Prescriptive Analytics: Advise on possible outcomes
This relatively new field of prescriptive analytics allows users to “prescribe” a number of different possible actions to guide them towards a solution. In a nut-shell, these analytics are all about providing advice. Prescriptive analytics attempts to quantify the effect of future decisions in order to decide on possible outcomes before the decisions are actually made. At their best, prescriptive analytics predicts not only what will happen, but also why it will happen, providing recommendations regarding actions that will take advantage of the predictions.
Prescriptive analytics are relatively complex to administer, and most companies are not yet using them in their daily course of business. When implemented correctly, they can have a large impact on how businesses make decisions, and on the company’s bottom line. Larger companies are successfully using prescriptive analytics to optimize production and scheduling and inventory in the supply chain to make sure that are delivering the right products at the right time and optimizing the customer experience.

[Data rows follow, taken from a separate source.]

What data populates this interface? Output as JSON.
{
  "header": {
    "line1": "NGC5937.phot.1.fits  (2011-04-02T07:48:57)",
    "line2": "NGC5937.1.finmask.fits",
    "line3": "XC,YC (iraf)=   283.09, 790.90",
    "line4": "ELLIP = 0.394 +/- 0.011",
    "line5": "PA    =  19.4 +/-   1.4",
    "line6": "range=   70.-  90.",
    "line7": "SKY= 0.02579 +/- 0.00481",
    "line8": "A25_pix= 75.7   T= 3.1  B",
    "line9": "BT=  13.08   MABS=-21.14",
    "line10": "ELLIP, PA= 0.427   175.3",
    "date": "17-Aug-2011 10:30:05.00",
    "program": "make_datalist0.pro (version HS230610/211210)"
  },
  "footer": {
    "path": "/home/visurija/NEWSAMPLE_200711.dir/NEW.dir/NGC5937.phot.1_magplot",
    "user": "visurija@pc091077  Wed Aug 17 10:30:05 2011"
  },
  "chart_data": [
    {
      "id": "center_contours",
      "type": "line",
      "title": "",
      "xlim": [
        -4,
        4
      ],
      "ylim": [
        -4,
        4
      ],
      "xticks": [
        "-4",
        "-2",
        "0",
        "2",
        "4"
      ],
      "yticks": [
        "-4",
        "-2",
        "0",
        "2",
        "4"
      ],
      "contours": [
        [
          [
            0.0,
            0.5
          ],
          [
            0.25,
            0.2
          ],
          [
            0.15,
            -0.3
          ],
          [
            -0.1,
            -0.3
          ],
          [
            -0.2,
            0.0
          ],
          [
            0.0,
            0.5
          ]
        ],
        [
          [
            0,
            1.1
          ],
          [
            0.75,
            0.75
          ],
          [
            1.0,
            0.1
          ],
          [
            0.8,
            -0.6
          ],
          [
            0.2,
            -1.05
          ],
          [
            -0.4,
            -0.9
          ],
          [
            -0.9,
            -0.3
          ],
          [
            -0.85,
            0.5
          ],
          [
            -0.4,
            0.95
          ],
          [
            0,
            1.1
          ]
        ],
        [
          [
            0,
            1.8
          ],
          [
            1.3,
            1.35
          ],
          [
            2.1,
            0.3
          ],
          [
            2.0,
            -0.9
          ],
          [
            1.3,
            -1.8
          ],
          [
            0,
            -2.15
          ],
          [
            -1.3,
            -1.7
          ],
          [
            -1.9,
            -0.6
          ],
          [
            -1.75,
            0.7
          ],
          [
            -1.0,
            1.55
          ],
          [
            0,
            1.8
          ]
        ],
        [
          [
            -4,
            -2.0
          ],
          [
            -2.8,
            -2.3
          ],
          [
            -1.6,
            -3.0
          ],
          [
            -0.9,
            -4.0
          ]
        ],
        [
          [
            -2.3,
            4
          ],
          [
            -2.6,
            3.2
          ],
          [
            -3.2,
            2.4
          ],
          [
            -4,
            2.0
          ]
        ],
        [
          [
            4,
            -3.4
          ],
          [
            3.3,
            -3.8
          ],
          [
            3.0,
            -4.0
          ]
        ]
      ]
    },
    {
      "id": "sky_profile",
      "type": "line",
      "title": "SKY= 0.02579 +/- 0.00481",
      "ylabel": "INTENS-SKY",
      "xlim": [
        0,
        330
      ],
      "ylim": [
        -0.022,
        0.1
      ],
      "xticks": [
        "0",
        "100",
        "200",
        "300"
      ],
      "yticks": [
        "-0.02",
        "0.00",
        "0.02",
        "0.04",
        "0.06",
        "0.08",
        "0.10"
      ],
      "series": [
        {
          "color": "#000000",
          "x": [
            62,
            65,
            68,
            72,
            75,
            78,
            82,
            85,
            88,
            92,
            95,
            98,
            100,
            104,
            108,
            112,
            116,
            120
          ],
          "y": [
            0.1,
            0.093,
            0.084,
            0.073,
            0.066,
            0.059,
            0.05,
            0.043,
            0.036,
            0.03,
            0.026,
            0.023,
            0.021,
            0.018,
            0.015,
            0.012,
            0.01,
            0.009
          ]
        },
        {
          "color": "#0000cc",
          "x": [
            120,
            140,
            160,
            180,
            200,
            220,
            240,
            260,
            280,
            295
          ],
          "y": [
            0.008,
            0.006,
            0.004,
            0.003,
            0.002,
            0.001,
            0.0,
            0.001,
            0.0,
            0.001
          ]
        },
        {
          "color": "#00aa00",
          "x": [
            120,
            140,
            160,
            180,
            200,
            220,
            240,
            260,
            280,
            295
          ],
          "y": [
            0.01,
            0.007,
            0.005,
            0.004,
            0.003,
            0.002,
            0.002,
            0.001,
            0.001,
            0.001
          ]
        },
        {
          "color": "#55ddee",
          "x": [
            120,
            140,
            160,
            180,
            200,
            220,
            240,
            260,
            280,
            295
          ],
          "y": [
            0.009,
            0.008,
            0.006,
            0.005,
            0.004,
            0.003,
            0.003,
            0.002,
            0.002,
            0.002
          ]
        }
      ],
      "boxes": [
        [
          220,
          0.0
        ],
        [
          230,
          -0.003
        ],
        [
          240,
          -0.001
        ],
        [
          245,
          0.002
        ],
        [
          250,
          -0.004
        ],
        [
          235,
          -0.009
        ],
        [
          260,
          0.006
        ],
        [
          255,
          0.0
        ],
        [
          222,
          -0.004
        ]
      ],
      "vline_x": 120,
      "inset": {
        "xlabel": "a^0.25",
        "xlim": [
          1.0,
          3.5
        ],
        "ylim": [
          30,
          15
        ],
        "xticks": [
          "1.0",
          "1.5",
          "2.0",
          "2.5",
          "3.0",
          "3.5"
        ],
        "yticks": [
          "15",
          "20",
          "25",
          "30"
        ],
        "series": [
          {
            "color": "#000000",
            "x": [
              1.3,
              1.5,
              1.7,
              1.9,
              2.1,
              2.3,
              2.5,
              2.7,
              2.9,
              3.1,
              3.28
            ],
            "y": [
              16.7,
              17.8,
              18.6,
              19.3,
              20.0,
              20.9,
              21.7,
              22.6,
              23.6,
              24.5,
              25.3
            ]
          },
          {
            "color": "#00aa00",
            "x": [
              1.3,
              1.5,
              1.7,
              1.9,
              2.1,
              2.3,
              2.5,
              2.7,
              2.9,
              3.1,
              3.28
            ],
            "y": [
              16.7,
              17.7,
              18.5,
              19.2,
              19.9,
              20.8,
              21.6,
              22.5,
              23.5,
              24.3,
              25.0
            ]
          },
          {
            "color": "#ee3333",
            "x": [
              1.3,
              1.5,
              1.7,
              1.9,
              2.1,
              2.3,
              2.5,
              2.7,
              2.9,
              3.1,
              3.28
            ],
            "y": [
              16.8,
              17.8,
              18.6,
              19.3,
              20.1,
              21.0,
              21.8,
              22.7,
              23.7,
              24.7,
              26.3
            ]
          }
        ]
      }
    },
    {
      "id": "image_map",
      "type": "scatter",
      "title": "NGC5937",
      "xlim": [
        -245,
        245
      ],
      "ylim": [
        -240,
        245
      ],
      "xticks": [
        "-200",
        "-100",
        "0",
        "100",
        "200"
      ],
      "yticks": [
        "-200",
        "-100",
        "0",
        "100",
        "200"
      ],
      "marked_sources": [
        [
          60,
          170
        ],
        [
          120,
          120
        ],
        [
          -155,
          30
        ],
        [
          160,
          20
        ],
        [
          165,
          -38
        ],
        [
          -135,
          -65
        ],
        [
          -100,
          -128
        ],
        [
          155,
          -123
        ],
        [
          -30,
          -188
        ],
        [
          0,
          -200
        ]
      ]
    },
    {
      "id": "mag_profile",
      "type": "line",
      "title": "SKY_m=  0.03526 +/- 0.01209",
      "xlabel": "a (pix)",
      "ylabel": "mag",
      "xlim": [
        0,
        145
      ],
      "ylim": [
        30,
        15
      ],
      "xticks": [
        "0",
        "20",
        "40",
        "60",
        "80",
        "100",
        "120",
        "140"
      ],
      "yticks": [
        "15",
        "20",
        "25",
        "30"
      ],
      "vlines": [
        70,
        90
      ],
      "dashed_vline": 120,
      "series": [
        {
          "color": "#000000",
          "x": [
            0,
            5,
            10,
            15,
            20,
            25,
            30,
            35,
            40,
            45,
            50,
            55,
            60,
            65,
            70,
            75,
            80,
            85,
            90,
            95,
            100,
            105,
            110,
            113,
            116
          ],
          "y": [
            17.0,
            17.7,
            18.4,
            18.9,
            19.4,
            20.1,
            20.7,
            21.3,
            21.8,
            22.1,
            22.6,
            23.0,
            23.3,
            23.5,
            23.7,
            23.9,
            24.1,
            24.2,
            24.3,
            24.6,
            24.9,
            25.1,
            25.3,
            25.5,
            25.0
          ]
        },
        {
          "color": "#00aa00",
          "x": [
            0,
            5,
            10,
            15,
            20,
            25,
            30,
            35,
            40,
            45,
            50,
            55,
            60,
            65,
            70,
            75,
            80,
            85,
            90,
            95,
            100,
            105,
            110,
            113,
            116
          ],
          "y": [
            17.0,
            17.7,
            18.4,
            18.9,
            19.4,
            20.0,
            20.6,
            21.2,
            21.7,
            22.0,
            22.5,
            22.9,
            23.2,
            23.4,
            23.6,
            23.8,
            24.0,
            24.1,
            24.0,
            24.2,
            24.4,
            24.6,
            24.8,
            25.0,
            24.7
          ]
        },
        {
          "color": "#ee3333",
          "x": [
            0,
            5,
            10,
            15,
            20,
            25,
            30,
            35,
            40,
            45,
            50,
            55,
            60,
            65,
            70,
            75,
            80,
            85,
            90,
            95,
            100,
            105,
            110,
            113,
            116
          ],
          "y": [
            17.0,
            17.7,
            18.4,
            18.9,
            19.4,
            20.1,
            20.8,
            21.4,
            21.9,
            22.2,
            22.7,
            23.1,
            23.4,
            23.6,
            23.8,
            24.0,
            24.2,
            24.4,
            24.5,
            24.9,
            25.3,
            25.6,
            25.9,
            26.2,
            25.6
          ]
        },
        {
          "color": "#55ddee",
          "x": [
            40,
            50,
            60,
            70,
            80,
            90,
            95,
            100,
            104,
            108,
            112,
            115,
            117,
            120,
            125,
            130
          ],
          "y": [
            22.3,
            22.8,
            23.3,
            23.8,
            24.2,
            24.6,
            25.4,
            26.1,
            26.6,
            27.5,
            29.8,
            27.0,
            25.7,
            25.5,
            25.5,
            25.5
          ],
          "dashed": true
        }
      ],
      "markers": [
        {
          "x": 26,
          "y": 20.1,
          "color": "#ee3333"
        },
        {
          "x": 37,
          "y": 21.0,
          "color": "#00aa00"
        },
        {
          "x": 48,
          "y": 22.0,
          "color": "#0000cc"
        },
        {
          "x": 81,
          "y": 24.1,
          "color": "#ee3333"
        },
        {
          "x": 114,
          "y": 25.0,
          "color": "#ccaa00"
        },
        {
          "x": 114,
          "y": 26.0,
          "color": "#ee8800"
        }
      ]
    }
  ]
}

Our solutions are integrated seamlessly with IBM Maximo, SAP, Oracle, MES Systems, IBM Blue mix and other enterprise solutions.
We extensively are work in Manufacturing, Maintenance, Equipment Performance, Efficiency Monitoring, and Real Time Monitoring. Our customers are spread across, Manufacturing, Food & Beverage, Cement, Steel, Power Generation ( Thermal, Gas, Hydal, Solar, Wind), Oil and gas, Metro Rail, Sea Ports, Airports and other industries.